Cellular Edge Infrastructure for Latency-critical Applications
Building SLO-aware, highly available, and secure cellular infrastructure for next-generation access-edge computing
Multi-access edge computing (MEC) brings computational power closer to mobile devices by connecting with 5G cellular networks. This paradigm enables latency-critical applications, from smart stadiums and AR/VR to cloud gaming and autonomous driving, to offload compute-intensive tasks to edge servers. These applications typically operate through request-response interactions between clients and edge servers, where each application must meet strict service-level objectives (SLOs) to maintain quality of service. To realize this vision, 5G RAN stacks have been virtualized and disaggregated across edge datacenters.
However, these systems face three critical challenges: (1) unpredictable end-to-end performance that breaks tight SLOs, (2) outages caused by failures or upgrades inside virtualized RAN (vRAN) components, and (3) new attack surfaces on the Ethernet-based fronthaul network. This project develops a holistic toolkit that makes cellular infrastructure robust against these challenges. By enforcing SLO-awareness, high availability, and strong security, we enable next-generation edge services to run atop commodity 5G networks without costly over-provisioning or proprietary hardware.
Predictable 5G access edge computing
Latency-critical mobile-edge applications frequently miss their end-to-end deadlines because the 5G/MEC pipeline is governed by a patchwork of independent schedulers. Radio bandwidth, transport queues, and edge-compute workloads all fluctuate, yet each layer allocates resources as if its own deadline were the only one that matters. Without any common notion of how much time budget (or “slack”) remains, the network may deliver packets only after their compute window has vanished, or a frame that finishes inference on the edge may find no airtime left on the uplink. Even under moderate load, this siloed decision-making can drag SLO success rates below one-quarter.

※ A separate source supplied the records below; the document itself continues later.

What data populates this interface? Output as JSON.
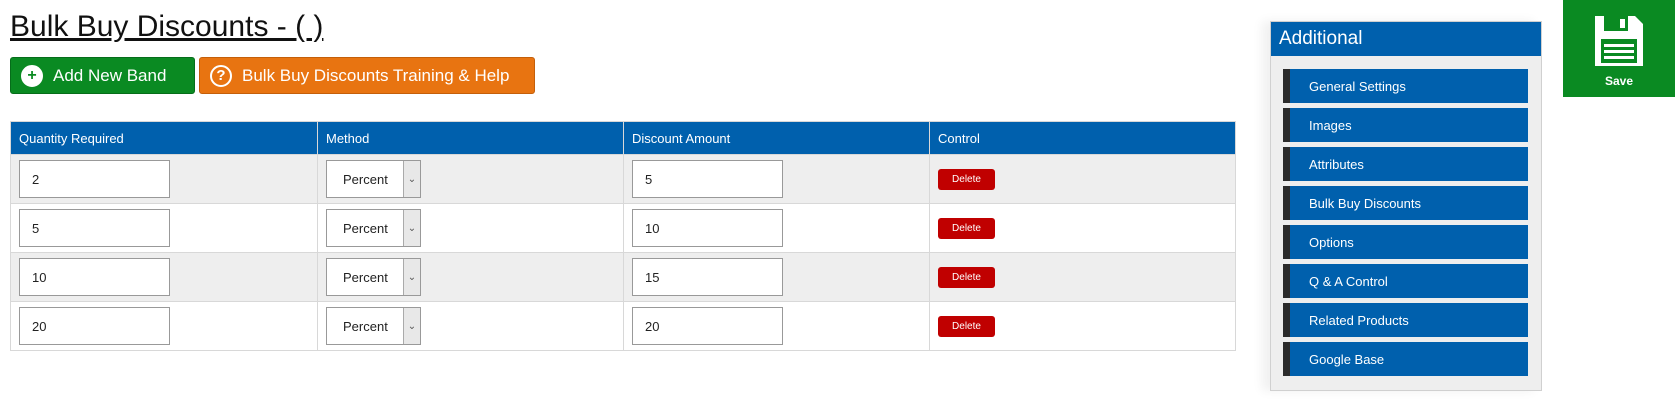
{
  "page": {
    "title": "Bulk Buy Discounts - ( )"
  },
  "toolbar": {
    "add_band_label": "Add New Band",
    "help_label": "Bulk Buy Discounts Training & Help"
  },
  "table": {
    "headers": [
      "Quantity Required",
      "Method",
      "Discount Amount",
      "Control"
    ],
    "rows": [
      {
        "quantity": "2",
        "method": "Percent",
        "discount": "5",
        "control": "Delete"
      },
      {
        "quantity": "5",
        "method": "Percent",
        "discount": "10",
        "control": "Delete"
      },
      {
        "quantity": "10",
        "method": "Percent",
        "discount": "15",
        "control": "Delete"
      },
      {
        "quantity": "20",
        "method": "Percent",
        "discount": "20",
        "control": "Delete"
      }
    ]
  },
  "sidebar": {
    "title": "Additional",
    "items": [
      {
        "label": "General Settings"
      },
      {
        "label": "Images"
      },
      {
        "label": "Attributes"
      },
      {
        "label": "Bulk Buy Discounts"
      },
      {
        "label": "Options"
      },
      {
        "label": "Q & A Control"
      },
      {
        "label": "Related Products"
      },
      {
        "label": "Google Base"
      }
    ]
  },
  "save": {
    "label": "Save",
    "icon": "floppy-disk-icon"
  },
  "icons": {
    "add": "plus-circle-icon",
    "help": "question-circle-icon",
    "dropdown": "chevron-down-icon"
  },
  "colors": {
    "primary_blue": "#0060ad",
    "green": "#0a8a22",
    "orange": "#e87411",
    "delete_red": "#c00000"
  }
}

ARMA (Yi et al., 2025) introduces a lightweight controller above the O-RAN RIC that lets the application and the RAN share just enough state (frame deadlines, DNN load, instantaneous RB availability) to co-optimize bitrate, model depth, RB allocation, and GPU time on a per-frame basis. By continuously re-splitting each request’s latency budget between “over-the-air” and “on-the-edge” stages, ARMA lifts SLO satisfaction from roughly 26% to about 97% on an Open-RAN video-analytics testbed, with negligible radio overhead. As ongoing work, we are developing a resource scheduling framework that enables applications beyond video analytics to meet their SLOs while requiring only minimal hints from applications and no infrastructure changes.

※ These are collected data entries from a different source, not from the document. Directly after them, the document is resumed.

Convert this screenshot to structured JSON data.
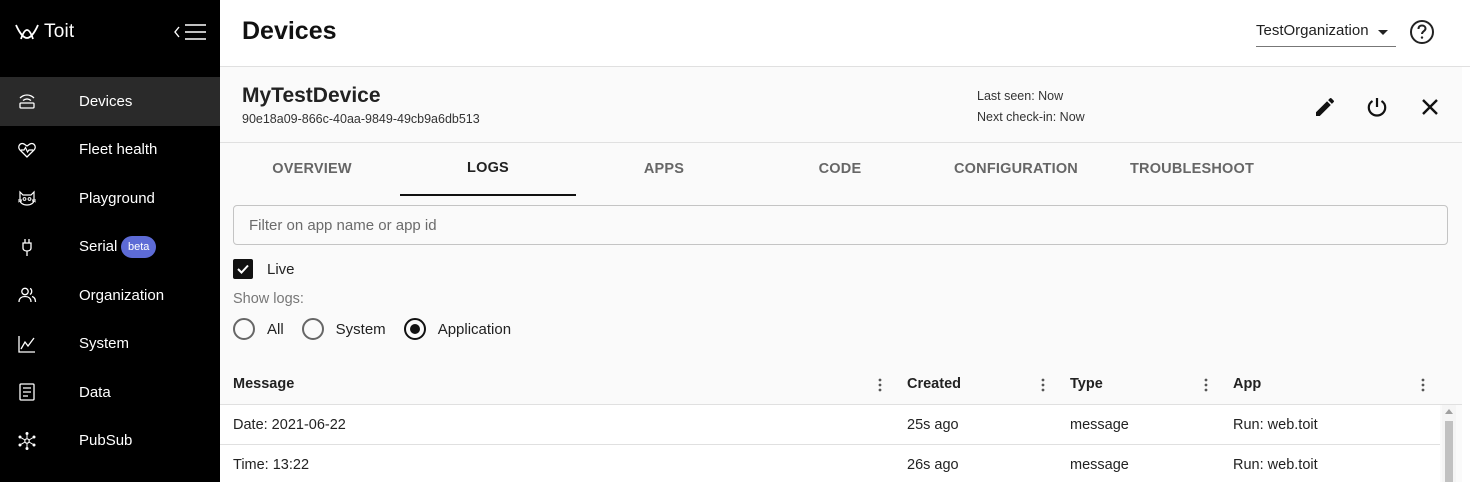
{
  "app": {
    "brand": "Toit"
  },
  "sidebar": {
    "items": [
      {
        "label": "Devices",
        "icon": "router-icon",
        "active": true
      },
      {
        "label": "Fleet health",
        "icon": "heart-pulse-icon"
      },
      {
        "label": "Playground",
        "icon": "cat-face-icon"
      },
      {
        "label": "Serial",
        "icon": "usb-plug-icon",
        "badge": "beta"
      },
      {
        "label": "Organization",
        "icon": "people-icon"
      },
      {
        "label": "System",
        "icon": "line-chart-icon"
      },
      {
        "label": "Data",
        "icon": "document-list-icon"
      },
      {
        "label": "PubSub",
        "icon": "hub-nodes-icon"
      }
    ]
  },
  "header": {
    "title": "Devices",
    "organization": "TestOrganization"
  },
  "device": {
    "name": "MyTestDevice",
    "id": "90e18a09-866c-40aa-9849-49cb9a6db513",
    "last_seen": "Last seen: Now",
    "next_checkin": "Next check-in: Now"
  },
  "tabs": [
    "OVERVIEW",
    "LOGS",
    "APPS",
    "CODE",
    "CONFIGURATION",
    "TROUBLESHOOT"
  ],
  "active_tab": "LOGS",
  "filter": {
    "placeholder": "Filter on app name or app id",
    "value": ""
  },
  "live": {
    "label": "Live",
    "checked": true
  },
  "show_logs": {
    "label": "Show logs:",
    "options": [
      "All",
      "System",
      "Application"
    ],
    "selected": "Application"
  },
  "table": {
    "columns": [
      "Message",
      "Created",
      "Type",
      "App"
    ],
    "rows": [
      {
        "message": "Date: 2021-06-22",
        "created": "25s ago",
        "type": "message",
        "app": "Run: web.toit"
      },
      {
        "message": "Time: 13:22",
        "created": "26s ago",
        "type": "message",
        "app": "Run: web.toit"
      }
    ]
  },
  "colors": {
    "sidebar_bg": "#000000",
    "active_item_bg": "#2a2a2a",
    "beta_badge": "#5d6bd6",
    "panel_bg": "#fafafa"
  }
}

Resilient 5G vRAN infrastructure
While virtualization brings flexibility and cost savings to cellular infrastructure, it also introduces new failure modes that can violate the strict availability requirements of latency-critical applications. Traditional cellular networks achieve five-nines availability (less than 6 minutes of downtime per year), but virtualized RAN components such as the PHY and distributed unit (DU) are now subject to software crashes, planned maintenance, and hardware failures. In virtualized RANs, a PHY crash or DU upgrade can disconnect users for several seconds, and existing failover mechanisms rebuild state too slowly. Worse, when a primary DU dies, protocol timeouts of 3 to 30 seconds at the CU cascade into mass UE drops, causing widespread service disruption that far exceeds acceptable downtime budgets.
Our approach leverages in-network processing and cross-layer coordination to enable fast failover and seamless migration of vRAN components. Our work, Slingshot (Lazarev et al., 2023) and Atlas (Xing et al., 2023), deploys lightweight network functions along the fronthaul and midhaul and orchestrates proactive state management to achieve sub-second recovery without requiring changes to RAN protocols or radio hardware.

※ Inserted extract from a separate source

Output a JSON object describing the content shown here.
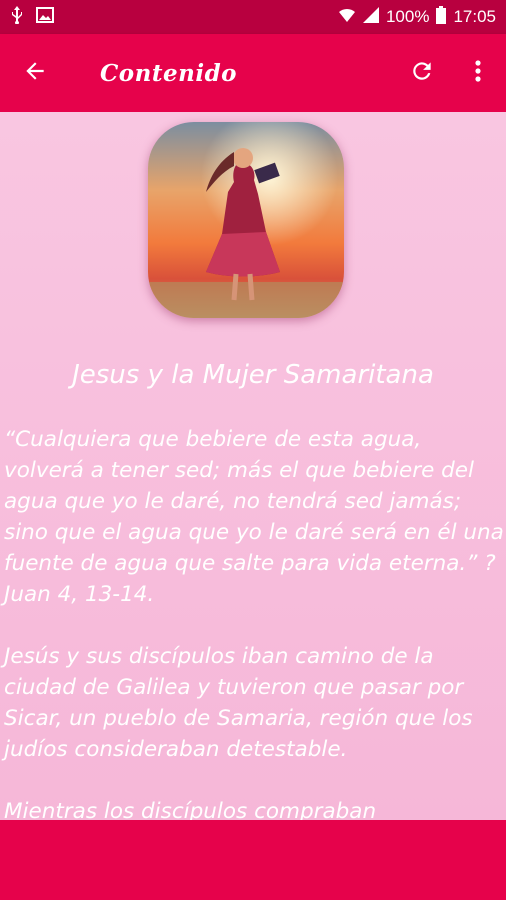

Slingshot cleanly hot-migrates the stateless PHY between servers via an in-switch middlebox and an Orion control loop, yielding zero user-visible downtime during planned maintenance and instant recovery from unplanned PHY faults. Atlas extends resilience to the stateful distributed unit (DU): a fronthaul NF shares one RU between a source and backup DU, while a midhaul NF pre-notifies the CU of failures and a controller orchestrates proactive handovers or reactive failovers. The design re-establishes connectivity in ≈100 ms after a DU crash, an order of magnitude faster than stock vRAN behavior, with no throughput loss during proactive migration. Together, Slingshot and Atlas deliver sub-second availability across the full RAN stack.
Secure fronthaul network
The shift from proprietary fronthaul interfaces to open, Ethernet-based standards (eCPRI and O-RAN) has democratized RAN deployments but also introduced new security vulnerabilities. Unlike legacy fronthaul that relied on physical isolation and vendor-specific protocols, modern fronthaul networks traverse shared Ethernet infrastructure where adversaries can potentially intercept or manipulate traffic. Despite these risks, current standards still lack mandatory integrity protection because standards bodies considered MITM attacks “unlikely and low-impact.”
Our work (Xing et al., 2024) demonstrates the opposite: software-only adversaries who bypass 802.1X can inject or modify fronthaul packets to trigger cell-wide signaling storms or corrupt control blocks, impacting DUs and UEs across whole regions.
We introduce two attack families, FRONTSTORM (mass handover storms) and FRONTSTRIKE (signal-level corruption), and show they scale to line-rate with minimal hardware. We then evaluate countermeasures, finding that MACsec with AES-NI adds only ~2.4 µs per jumbo packet and selective header-only protection can cut this to < 0.3 µs, making full-time integrity both feasible and essential. Our findings urge standards bodies to mandate integrity protection and deploy lightweight anomaly detectors along the fronthaul path.